Years ago, the father said something about telling him in high school. I balked vehemently, responding that current wisdom advocates telling adoptees from the beginning about their origins. He shut me down hard, so I let it go.
As each year passes, my anxiety for them grows and I worry about the consequences for when this bombshell inevitably detonates in their family.
I know it is not my business but — any advice? They are doting parents, and the boy is loved.
— Nervous Bystander
Dear Nervous: I shared your question with Ashley Fetters Maloy, an adoptee and reporter at the Washington Post, who wrote about this issue for a story published by the Atlantic. Here is her response: “You’re right that current wisdom (and now some research!) supports the idea that adoptees should know early about their adoptions.
“You’re also right to be concerned about the potential damage to the parent-child relationship if the child’s adoption isn’t discussed openly early in the child’s life.
“By the time a child is 5 or 6, he’s already made assumptions, or even asked his parents to tell him stories, about the day he was born or what his mother’s pregnancy was like.
“Amanda Baden, a professor and researcher at Montclair State University who specializes in adoption, explained to me a few years ago that when a child any older than that discovers they are adopted, they may also put together that they’ve been lied to or misled — and that lots of people, even beyond their parents, have actively participated in this deception.
“That said: Just because your friends’ son will likely one day put together that you and other family friends knew his adoption status all along doesn’t mean it’s your job to inform him. It’s still his parents’ news to deliver — and similarly, the consequences will be theirs to bear.”
Ashley and I agree that because you’ve shared your opinion and misgivings, it is time for you to stand down and continue to offer this family your supportive friendship.
Dear Amy: I was scammed. I had signed up for PayPal recently, so I didn’t know their procedure when I got a text from what I thought was PayPal.
They said I was helping them to catch hackers! I indirectly gave them money by buying Target gift cards, scratching the silver on the back of the gift cards and giving the scammer the numbers.
Now I’m stuck with the hindsight of seeing the red flags for all the things I should not have done.
I did go to the police, contacted Target and the bank and will be looking into the matter further.
I have learned a valuable lesson that I would like to pass on to your readers. — Scammed
Dear Scammed: Thank you for using your experience to help others.
Now you really are helping to catch hackers. The Consumer Financial Protection Bureau has information on scams on their website: consumer finance.gov (search “frauds and scams).
Dear Amy: Speaking to the experience by “Betrayer,” who is an addict in recovery frustrated by his wife’s lack of trust, I’ve been where this man’s wife was.
My husband was an alcoholic, now more than 20 years in recovery, and while he was still drinking heavily, I took away the car keys.
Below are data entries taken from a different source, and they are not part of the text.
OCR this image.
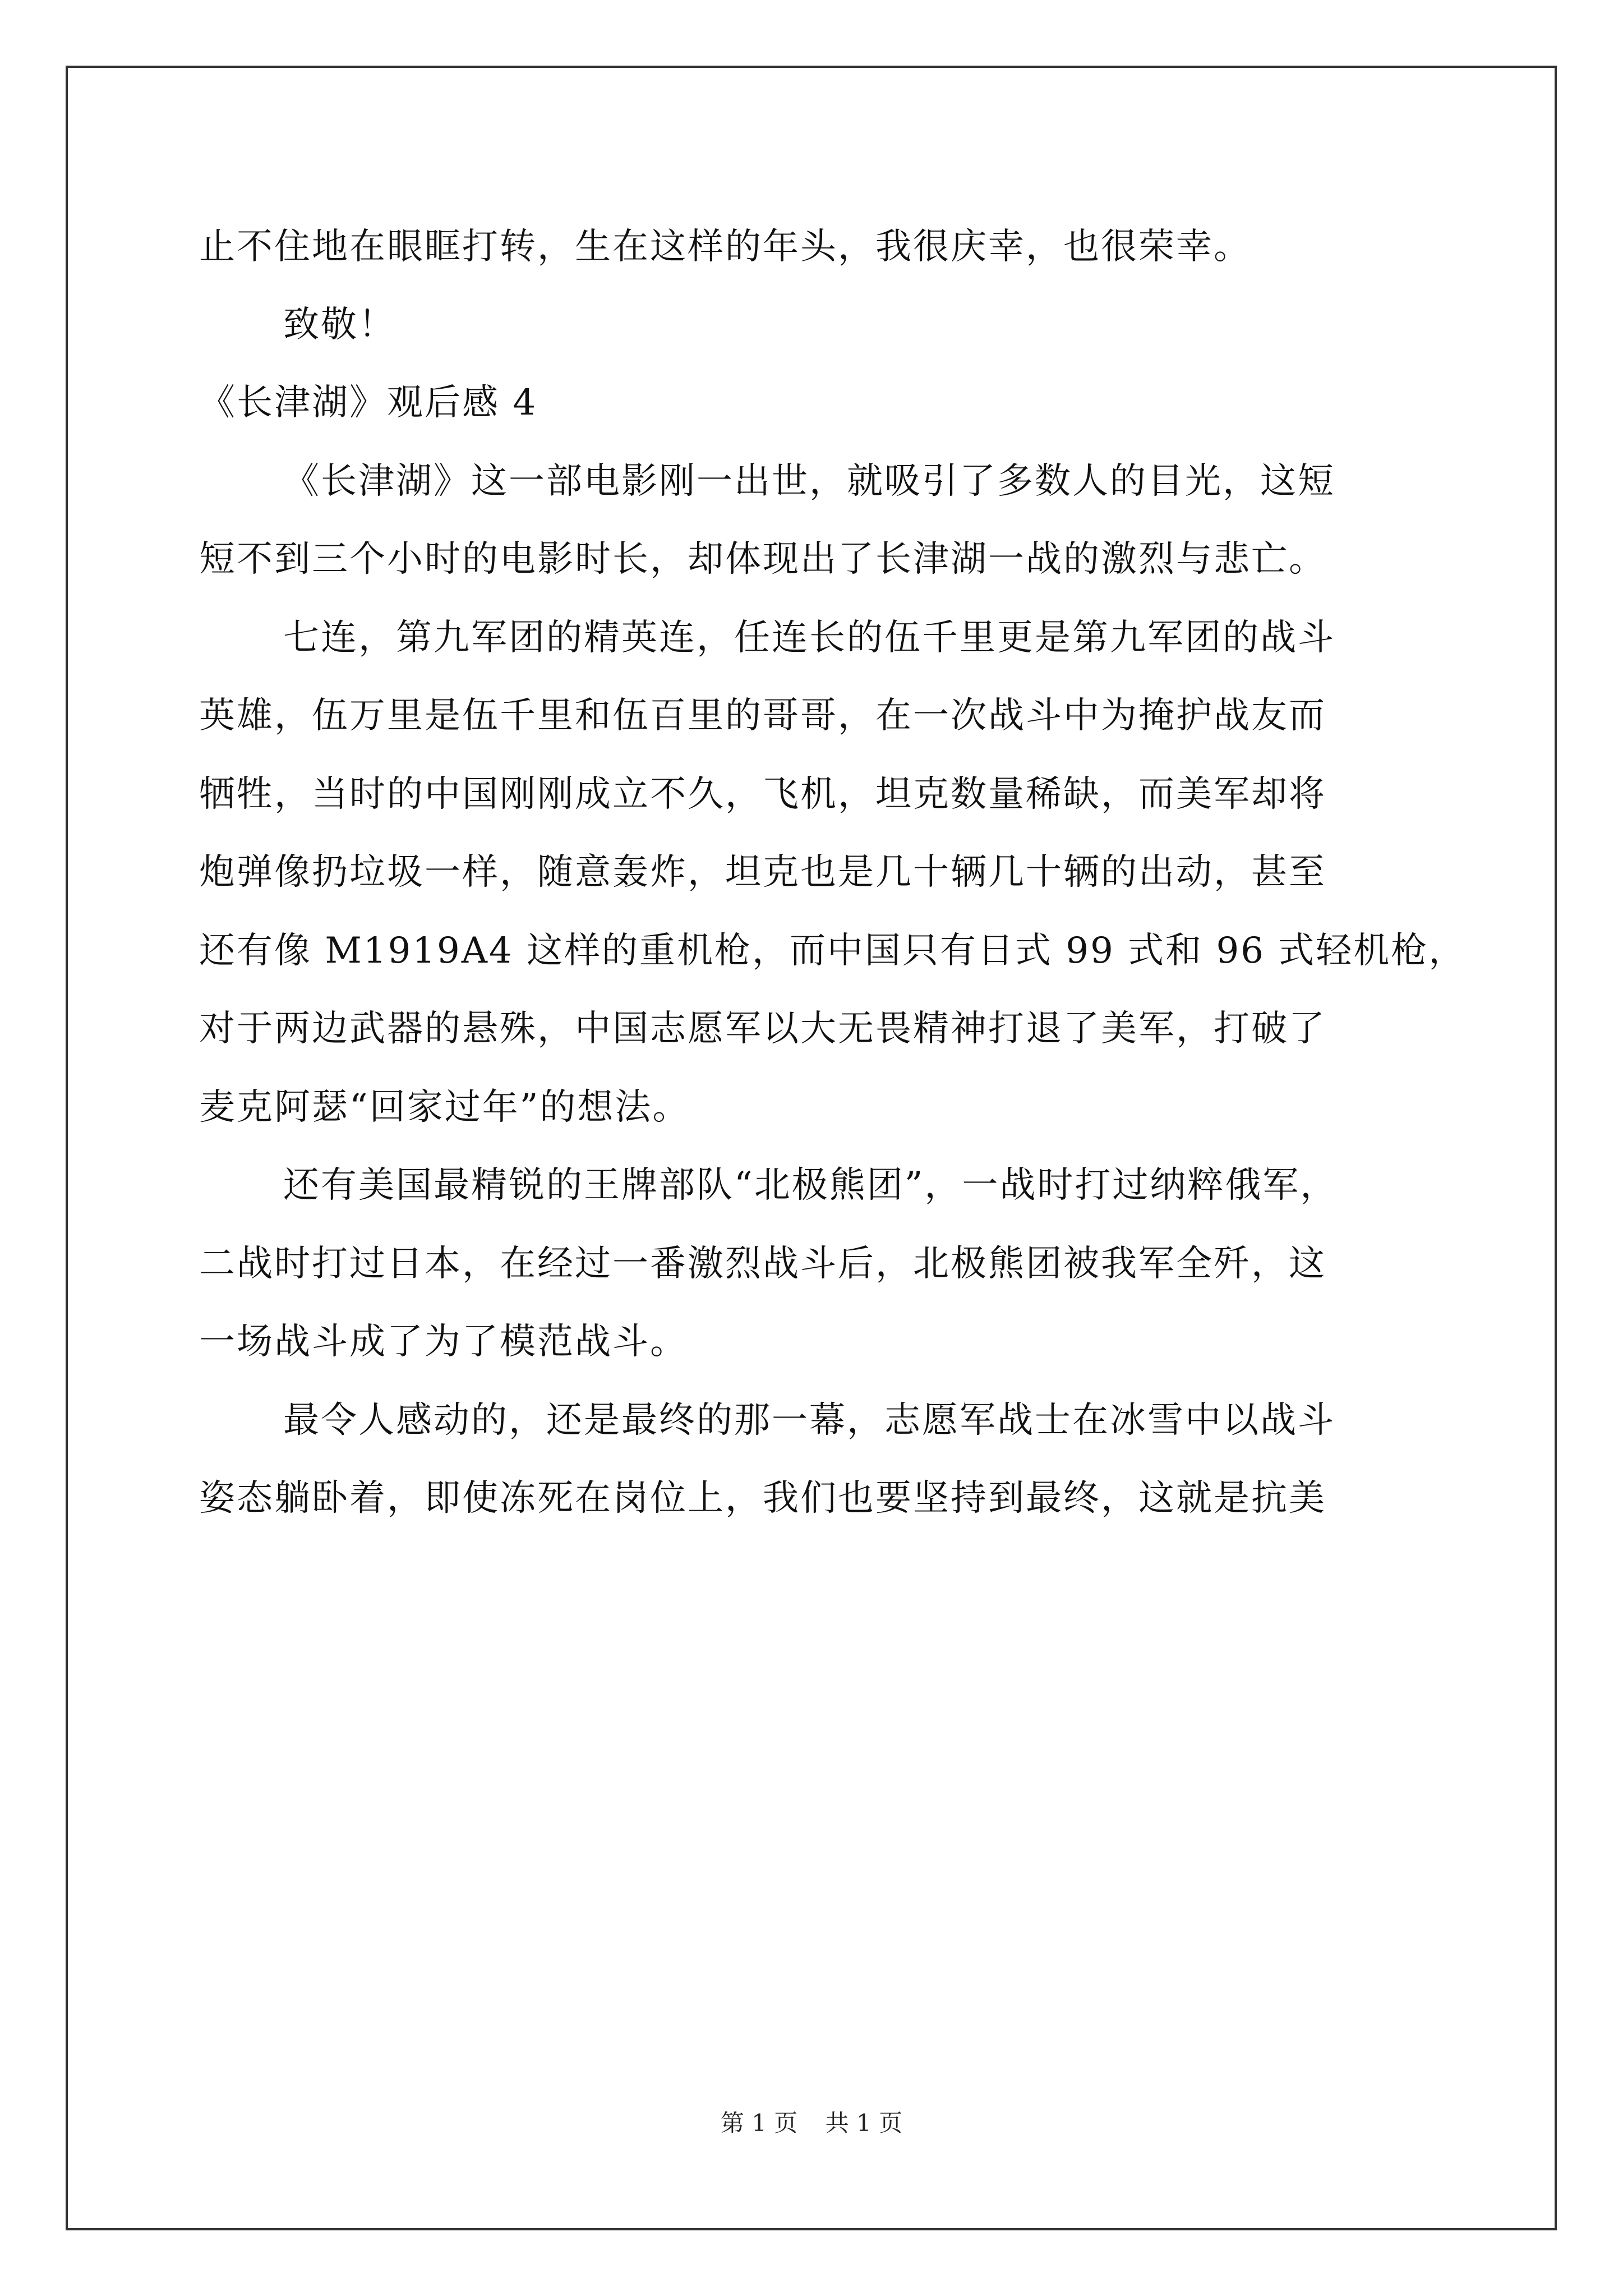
止不住地在眼眶打转，生在这样的年头，我很庆幸，也很荣幸。
致敬！
《长津湖》观后感 4
《长津湖》这一部电影刚一出世，就吸引了多数人的目光，这短
短不到三个小时的电影时长，却体现出了长津湖一战的激烈与悲亡。
七连，第九军团的精英连，任连长的伍千里更是第九军团的战斗
英雄，伍万里是伍千里和伍百里的哥哥，在一次战斗中为掩护战友而
牺牲，当时的中国刚刚成立不久，飞机，坦克数量稀缺，而美军却将
炮弹像扔垃圾一样，随意轰炸，坦克也是几十辆几十辆的出动，甚至
还有像 M1919A4 这样的重机枪，而中国只有日式 99 式和 96 式轻机枪，
对于两边武器的悬殊，中国志愿军以大无畏精神打退了美军，打破了
麦克阿瑟“回家过年”的想法。
还有美国最精锐的王牌部队“北极熊团”，一战时打过纳粹俄军，
二战时打过日本，在经过一番激烈战斗后，北极熊团被我军全歼，这
一场战斗成了为了模范战斗。
最令人感动的，还是最终的那一幕，志愿军战士在冰雪中以战斗
姿态躺卧着，即使冻死在岗位上，我们也要坚持到最终，这就是抗美
第 1 页 共 1 页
I too had a hard time trusting his recovery, and it was a recurring topic in couples therapy.
One day our therapist asked me to imagine giving him the keys as a healing gesture, a sign that I was committed to repairing our marriage. Until that moment, I thought he was the one who owned all the shame and blame for our situation. I realized he couldn’t do it alone. I had to participate with more commitment and grace.
It worked, we are closer than ever, and I have developed an admiration for his willingness to change.
Dear Recovered: Two words that describe a healthy relationship: commitment and grace.